Three defendants — Abdirahman Daud, Mohamed Farah, and Guled Omar — are on trial in federal court in Minneapolis accused of trying to join ISIS.

Abdulahi Yusuf, 20, repeatedly testified he was cooperating with the government in the hope of getting a lighter sentence. He has already entered a guilty plea in the case.

Defense attorneys tried to poke holes in Yusuf’s testimony, hammering at his credibility.

Yusuf is one of six of the original ten defendants who have pleaded guilty in the case. The remaining three defendants who are on trial in federal court in Minneapolis all face possible life terms.

Under cross examination by Bruce Nestor, the defense attorney for Abdirahman Daud, Yusuf seemed to waver about who had provided him key information about how to contact ISIS fighters.

At first Yusuf testified Abdi Nur had given him the contact information including phone numbers. Then Yusuf testified it was in fact Daud who had given him the information.

Abdi Nur is one of the ten defendants charged in the case and the only one who is known to have made it to Syria. Nur is widely believed to have died fighting for ISIS.

Under a withering cross-examination by Glen Bruder, the defense attorney for Mohamed Farah, Yusuf was asked, “When it’s in your best interest you have a history of lying.”

Yusuf replied, “Correct.”

Bruder then asked,  “But you expect all of us to believe you always?”

Yusuf replied, “Yes.”

He acknowledged telling federal agents that one of the defendants — Guled Omar — “partied a lot” and was often “high as hell.” But on the stand he admitted he had never seen him smoke marijuana.

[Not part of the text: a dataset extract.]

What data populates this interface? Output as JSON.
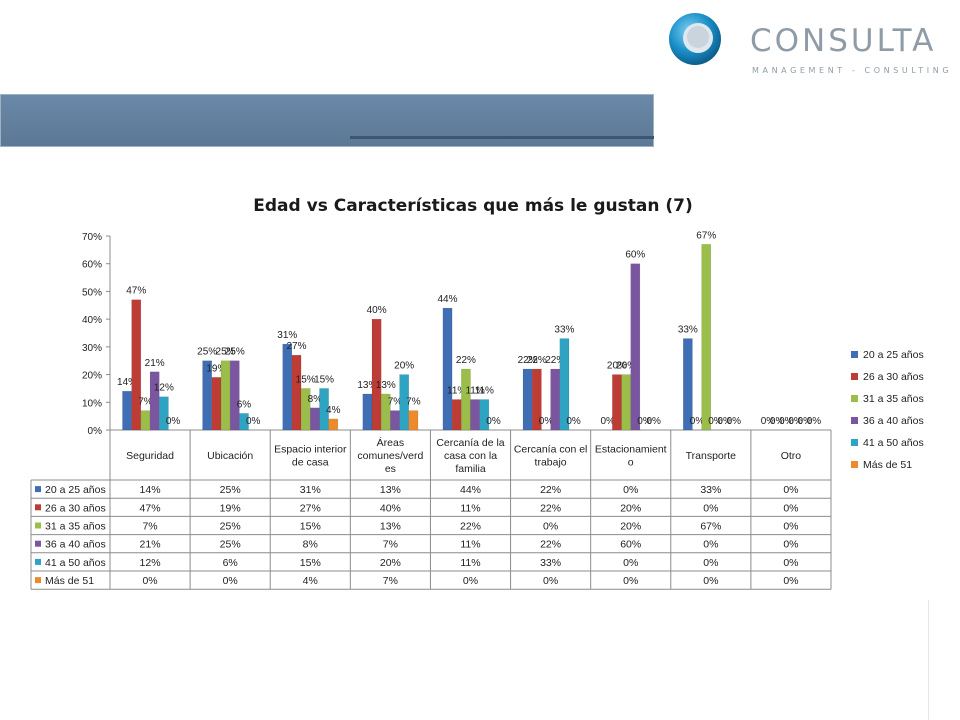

Yusuf also testified when he and Guled Omar and he were both housed in the Anoka County Jail he reported that Omar had threatened him and his family. Jail officials were able to determine Guled Omar could not have made the threats. On the stand Yusuf described it as a case of “mistaken identity.”

Prosecutors still appear to have a number of other cards in their hand, most notably secretly taped recordings by another member of the plot turned government informant. The government plans to call that witness and play those recordings later in the trial, which is expected to last at least another two weeks.

Yusuf and the others who pleaded guilty face 15 years in prison. The three men on trial face a maximum of life in prison.